Young, a specialist in child and youth movement skill development, is currently leading a study into the level of activity of both single code and dual code teenage players in Tipperary.
The research is the first of its kind and involves each player wearing a GPS unit to monitor their workload on the pitch, and keeping diaries to track their indoor/gym activity.
“The current 17 or 18 year old player can be under the guidance of multiple coaches at the same time. For example, they can have a school coach, club minor coach, club senior coach and inter-county minor coach. Each wants to get their time with him or her, and we are only talking here about one code.

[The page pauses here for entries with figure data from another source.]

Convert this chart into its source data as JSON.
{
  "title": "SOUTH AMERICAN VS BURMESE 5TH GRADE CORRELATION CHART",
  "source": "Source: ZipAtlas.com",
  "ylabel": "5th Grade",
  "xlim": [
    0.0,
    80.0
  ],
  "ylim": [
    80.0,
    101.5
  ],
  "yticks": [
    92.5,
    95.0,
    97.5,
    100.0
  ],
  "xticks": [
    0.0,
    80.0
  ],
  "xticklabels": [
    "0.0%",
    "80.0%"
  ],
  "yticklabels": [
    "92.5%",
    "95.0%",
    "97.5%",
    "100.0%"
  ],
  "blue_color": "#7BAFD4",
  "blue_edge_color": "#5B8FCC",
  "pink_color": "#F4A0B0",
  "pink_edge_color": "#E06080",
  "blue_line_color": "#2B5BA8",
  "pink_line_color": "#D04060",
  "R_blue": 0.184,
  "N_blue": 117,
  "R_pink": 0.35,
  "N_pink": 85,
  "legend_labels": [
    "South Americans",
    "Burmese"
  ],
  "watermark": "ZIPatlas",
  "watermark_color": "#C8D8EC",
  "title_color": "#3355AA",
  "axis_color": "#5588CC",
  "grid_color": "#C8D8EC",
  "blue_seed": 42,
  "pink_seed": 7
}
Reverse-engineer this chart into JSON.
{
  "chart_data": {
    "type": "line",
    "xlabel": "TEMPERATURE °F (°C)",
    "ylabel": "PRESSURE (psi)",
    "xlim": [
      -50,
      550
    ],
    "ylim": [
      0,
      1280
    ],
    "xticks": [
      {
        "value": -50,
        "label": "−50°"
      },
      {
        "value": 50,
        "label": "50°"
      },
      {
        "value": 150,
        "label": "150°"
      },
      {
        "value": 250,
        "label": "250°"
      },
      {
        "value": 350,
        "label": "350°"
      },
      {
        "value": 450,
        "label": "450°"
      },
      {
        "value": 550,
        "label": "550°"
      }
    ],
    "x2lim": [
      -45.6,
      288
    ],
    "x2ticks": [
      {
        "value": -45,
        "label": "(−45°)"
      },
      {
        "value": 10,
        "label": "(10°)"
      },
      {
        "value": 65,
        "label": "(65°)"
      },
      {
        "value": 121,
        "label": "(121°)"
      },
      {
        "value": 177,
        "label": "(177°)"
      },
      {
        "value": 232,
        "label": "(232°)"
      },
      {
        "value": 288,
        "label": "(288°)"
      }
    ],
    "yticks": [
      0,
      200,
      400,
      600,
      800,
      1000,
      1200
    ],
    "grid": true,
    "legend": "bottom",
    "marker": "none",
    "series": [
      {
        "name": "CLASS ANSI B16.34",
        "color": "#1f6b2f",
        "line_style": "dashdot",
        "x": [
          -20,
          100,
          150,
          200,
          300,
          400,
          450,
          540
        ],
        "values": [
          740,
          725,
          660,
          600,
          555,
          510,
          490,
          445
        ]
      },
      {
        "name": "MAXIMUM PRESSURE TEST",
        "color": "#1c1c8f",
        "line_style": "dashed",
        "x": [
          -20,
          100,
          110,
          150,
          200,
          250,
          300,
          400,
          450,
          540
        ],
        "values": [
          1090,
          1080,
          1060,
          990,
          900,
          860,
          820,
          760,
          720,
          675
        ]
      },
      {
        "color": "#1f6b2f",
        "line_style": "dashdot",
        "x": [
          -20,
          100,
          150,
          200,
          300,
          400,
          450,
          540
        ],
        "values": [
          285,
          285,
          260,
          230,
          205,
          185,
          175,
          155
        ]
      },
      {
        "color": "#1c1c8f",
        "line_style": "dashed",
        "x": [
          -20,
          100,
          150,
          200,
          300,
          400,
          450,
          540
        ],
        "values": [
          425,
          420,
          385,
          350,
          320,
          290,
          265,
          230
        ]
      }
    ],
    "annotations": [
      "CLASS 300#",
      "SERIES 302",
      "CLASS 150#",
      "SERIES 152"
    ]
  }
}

“The player wants to play and will turn up for all the sessions as he wants to be part of the team and doesn’t want to let down his teammates. It is essential the player’s welfare is catered for, therefore, cooperation among all these coaches is necessary but rarely occurs. If we examine the players games schedule, we know there is a severe imbalance of games between youth and adult players. An 18-year-old player who may have limited conditioning, stability and possible flexibility and mobility imbalances resulting from their growth spurt, could play as many as 50 games in a year, whereas an adult will play perhaps 20 games.
“The adult player is more seasoned, more ready, more conditioned but has much less games than a teenager. In this schedule there is very little time available for the teenager to complete an injury prevention and conditioning programme to withstand the amount of games he is expected to play. The 18-21 year old is playing more games per year than he will play at any stage for the rest of his career. It doesn’t make sense. There’s a complete imbalance here.”
Young was speaking ahead of the ‘Developing & Maximising Youth Potential’ conference (www.setantaconferences.com), which brings some of the world’s best known coaches from a range of sporting disciplines together on Saturday and Sunday at LIT Sportslab, Thurles, under the direction of Dr Liam Hennessy, one of the world’s leading strength and conditioning experts and founder of Setanta College.